I am running into a weird situation with r-exams where it "randomly" generates valid and an invalid QTI 2.1 files for the same exercise. I have created a MRE with two almost identical Rmd files here. In a nutshell, the only difference between the two exercises are the actual solution strings in exsolution.

If I look at the generated XML files, one of them contains -Inf as the minimum score at various places, whereas the other has 0 (which I think is the correct behavior).

repro_140893190_section_1_item_1_cloze.xml

[...]
<outcomeDeclaration identifier="MINSCORE" cardinality="single" baseType="float">
<defaultValue>
<value baseType="float">0</value>
</defaultValue>
</outcomeDeclaration>
[...]

repro_140893190_section_2_item_1_cloze.xml

[...]
<outcomeDeclaration identifier="MINSCORE" cardinality="single" baseType="float">
<defaultValue>
<value baseType="float">-Inf</value>
</defaultValue>
</outcomeDeclaration>
[...]

For reference, the full XML files are here. -Inf seems to be invalid and will cause OLAT's QTI interpreter to skip the exercise.

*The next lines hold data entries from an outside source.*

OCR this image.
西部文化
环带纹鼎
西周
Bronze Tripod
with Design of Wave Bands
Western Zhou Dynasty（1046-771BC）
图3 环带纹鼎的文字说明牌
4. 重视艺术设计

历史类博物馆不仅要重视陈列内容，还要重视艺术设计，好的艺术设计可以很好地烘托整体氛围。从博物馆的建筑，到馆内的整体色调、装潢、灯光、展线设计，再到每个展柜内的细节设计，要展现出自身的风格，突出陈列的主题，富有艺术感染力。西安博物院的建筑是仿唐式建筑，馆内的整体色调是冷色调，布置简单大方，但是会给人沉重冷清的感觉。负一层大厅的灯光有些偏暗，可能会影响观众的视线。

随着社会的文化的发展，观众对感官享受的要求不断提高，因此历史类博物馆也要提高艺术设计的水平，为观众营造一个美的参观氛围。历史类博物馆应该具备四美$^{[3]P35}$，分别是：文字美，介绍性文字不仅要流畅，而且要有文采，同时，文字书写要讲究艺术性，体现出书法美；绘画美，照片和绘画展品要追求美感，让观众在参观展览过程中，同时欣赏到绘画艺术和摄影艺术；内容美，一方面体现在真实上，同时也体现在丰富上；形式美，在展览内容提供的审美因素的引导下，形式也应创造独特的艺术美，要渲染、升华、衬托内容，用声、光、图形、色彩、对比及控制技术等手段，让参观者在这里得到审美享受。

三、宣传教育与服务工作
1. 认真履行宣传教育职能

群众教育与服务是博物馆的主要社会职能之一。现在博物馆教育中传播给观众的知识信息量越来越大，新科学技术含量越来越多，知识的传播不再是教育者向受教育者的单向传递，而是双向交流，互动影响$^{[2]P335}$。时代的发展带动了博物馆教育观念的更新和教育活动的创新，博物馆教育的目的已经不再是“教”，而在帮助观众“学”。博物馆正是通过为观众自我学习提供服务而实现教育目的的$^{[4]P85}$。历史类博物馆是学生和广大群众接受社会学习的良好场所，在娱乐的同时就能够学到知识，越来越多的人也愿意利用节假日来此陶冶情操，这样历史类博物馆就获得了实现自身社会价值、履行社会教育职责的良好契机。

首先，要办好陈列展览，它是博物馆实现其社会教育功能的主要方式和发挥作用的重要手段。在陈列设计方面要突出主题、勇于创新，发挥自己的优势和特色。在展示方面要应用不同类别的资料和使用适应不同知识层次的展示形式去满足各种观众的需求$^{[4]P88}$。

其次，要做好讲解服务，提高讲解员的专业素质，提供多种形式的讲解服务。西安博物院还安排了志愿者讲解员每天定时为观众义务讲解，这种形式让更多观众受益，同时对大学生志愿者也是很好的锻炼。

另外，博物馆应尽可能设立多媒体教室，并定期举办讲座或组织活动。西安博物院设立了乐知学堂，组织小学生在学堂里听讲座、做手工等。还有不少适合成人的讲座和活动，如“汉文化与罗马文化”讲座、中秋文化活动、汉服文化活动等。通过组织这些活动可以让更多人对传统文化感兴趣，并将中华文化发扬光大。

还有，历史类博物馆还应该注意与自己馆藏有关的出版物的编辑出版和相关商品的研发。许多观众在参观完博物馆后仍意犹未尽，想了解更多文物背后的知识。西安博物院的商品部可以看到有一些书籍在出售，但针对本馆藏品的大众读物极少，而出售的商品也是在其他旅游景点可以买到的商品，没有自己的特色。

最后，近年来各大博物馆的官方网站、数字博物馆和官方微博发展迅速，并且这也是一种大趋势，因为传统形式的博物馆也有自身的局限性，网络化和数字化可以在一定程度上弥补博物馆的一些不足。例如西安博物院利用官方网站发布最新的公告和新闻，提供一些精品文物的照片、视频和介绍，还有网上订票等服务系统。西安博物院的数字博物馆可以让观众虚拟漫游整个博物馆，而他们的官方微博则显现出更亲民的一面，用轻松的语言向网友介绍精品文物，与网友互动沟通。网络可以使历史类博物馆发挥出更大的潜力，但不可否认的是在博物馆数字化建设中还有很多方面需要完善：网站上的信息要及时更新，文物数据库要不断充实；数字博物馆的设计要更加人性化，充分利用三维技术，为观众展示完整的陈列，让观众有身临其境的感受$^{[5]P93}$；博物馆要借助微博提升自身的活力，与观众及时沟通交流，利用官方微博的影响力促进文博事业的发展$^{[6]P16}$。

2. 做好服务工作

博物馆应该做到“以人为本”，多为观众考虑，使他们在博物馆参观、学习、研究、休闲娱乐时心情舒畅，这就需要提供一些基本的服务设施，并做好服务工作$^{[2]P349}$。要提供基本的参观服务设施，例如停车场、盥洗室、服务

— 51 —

I have no real good explanation for the difference. r-exams does not print any errors and r-exams's stress test works fine. Changing the order of exercises does not change the outcome, nor does including only one of them. I am using r-exams 2.4-0 from r-forge with R 4.0.3 on Windows 10. Is this a bug in r-exams, or somewhere else?


Solution

  • There were two issues with the evaluation strategy here and both are finally fixed now in version 2.4-0.

    1. The string item with solution 10 was misinterpreted as a schoice item with two options (true + false). And this lead to the Inf issue, which was already fixed previously (see comments above).

    2. Setting the negative points for string items within a cloze did not work correctly yet, but finally does. To get the desired evaluation strategy you need to specify:

      exams2openolat(..., eval = exams_eval(negative = TRUE), cloze = list(minvalue = 0))
      

      First, this generally enables negative points which, by default, means that an incorrect string (or num or schoice) answer yield a substraction of the same amount of points that the correct answer would have added. Second, for cloze questions the minimum number of points is set to zero, i.e., when summing up the points for all sub-items the worst case is no points.